"Brad Tucker: Night and Day" Night and Day (2005) is a huge sculpture in Inman's main gallery that looks like it has been crafted from giant Tinker Toys. Using slender sections of wood and yellow circular connectors made from manufactured wood panel, Brad Tucker created what looks like an upturned geodesic dome. Tucker's work has a relaxed sort of craftsmanship; it's thoughtful but never fussy. With its open spaces and thin pieces of wood, the sculpture is visually light, yet it fills half the gallery. In the rest of the space, Tucker has arranged seven tiny circular tables just big enough for a toddler. They're draped with fabric in shades of blue -- navy blue, royal blue, pale blue. The material hangs in perfect pleats, exaggerating the toylike qualities of the tables and tying in to the playful quality of the structure. Tucker has pulled together a charmingly quirky work. Through November 8. 3901 Main, 713-526-7800.
"David Simpson: Iridescent -- Interference" Seventy-seven-year-old David Simpson has been painting abstractly since the 1950s and was included in the famed 1964 exhibition "Post Painterly Abstraction" at the Los Angeles County Museum of Art, which was organized by Clement Greenberg, the czar of modernism. One wonders what the anti-minimalist Greenberg would have to say about Simpson's work 40 years on, given that it has become decidedly minimal. In this exhibition, Simpson makes minimalist paintings with a lush, iridescent beauty. Using layers of color and interference pigments that have the ability to refract light, Simpson creates paintings that shimmer like fish scales. Their burnished surfaces glow, and their colors shift according to the light in the room and the position of the viewer. A painting that appears lavender will shift to pink or gray. The works are quietly beautiful. No word on what Greenberg is doing in his grave. Through October 30. Gallery Sonja Roesch, 2309 Caroline, 713-659-5424.

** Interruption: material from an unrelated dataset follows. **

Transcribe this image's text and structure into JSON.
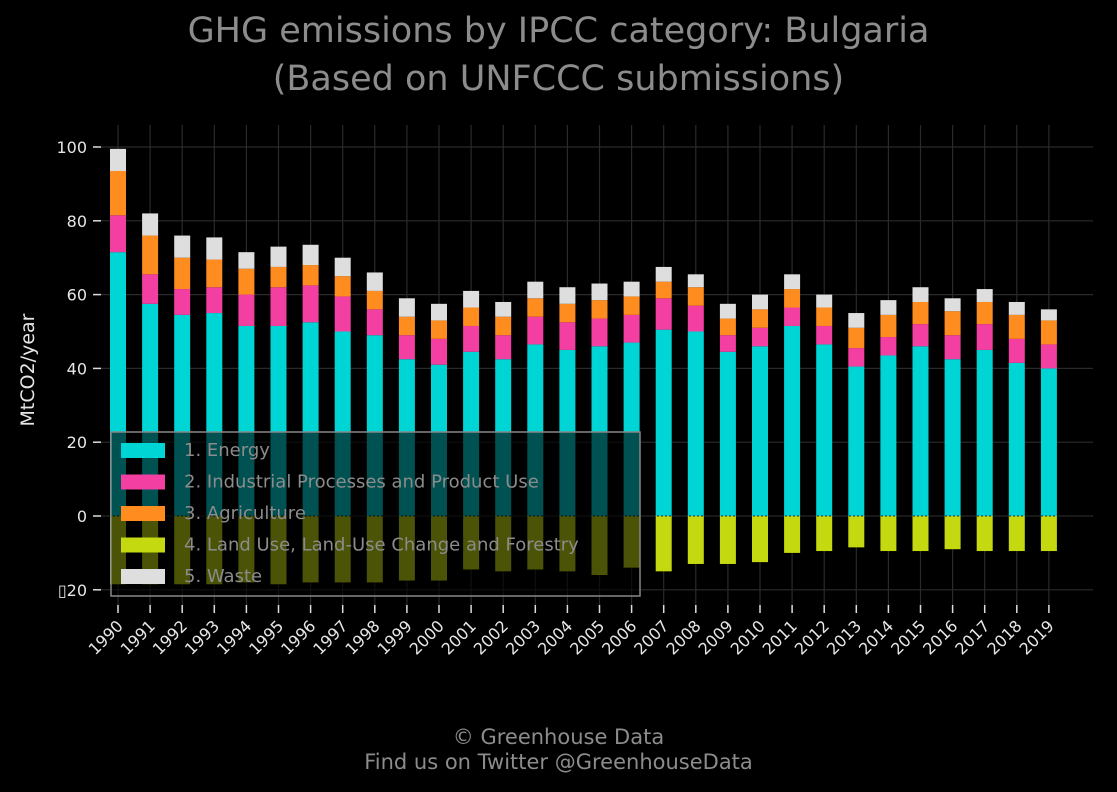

"Wesley Heiss: Suburban" Wesley Heiss has used just about every square inch of the Glassell School of Art's upstairs project space for his installation Suburban. Stuffed in the red-painted room is a big gray inflatable figure, partially inflated. To experience the installation, you squeeze past it and stand on an "X" along one wall. Suddenly the flaccid figure begins to inflate, crowding you into the space. Move off the "X" and it stops. Step back on and it starts again. The figure is of a dog, lying on its side, its head in the corner next to you. While the act of stepping on and off the "X" is comic, there's also something pathetic about the rising and falling dog with its face hidden in the corner. In Suburban, Heiss has made used-car-lot decor poignant. Through November 22. 5101 Montrose, 713-639-7500.
"William Wegman: New Paintings" Everyone knows William Wegman's dog pictures, those witty photographs he stages with his Weimaraners. But Wegman also makes paintings, and his humor runs through this work as well. On view at Texas Gallery, his paintings are built around an assortment of kitschy postcards. Wegman glues them to the canvas and then extends their images with paint, working the disparate collection of images together into compositions. Blue Bays (2004) pieces together a landscape. There's a postcard from some goofily named place in Finland -- oh, wait, they all have goofy names -- and images of the London Bridge, Del Ray Beach, Mount Fuji, the Rockies...Meanwhile, Museum (2005) builds galleries around a bunch of artwork postcards with oddball inserts such as an image to two 1960s-looking women operating massive punch-card machines. Wegman has a great eye for kitsch, and while it can be entertaining to play "find the hidden picture" with the paintings, overall, they aren't successful. Wegman just doesn't do a good job of composing the works around the postcards, and the majority of the paintings feel too awkwardly pieced together. It's not a bad idea, he just doesn't execute it well enough. Through November 12. 2012 Peden, 713-524-1593.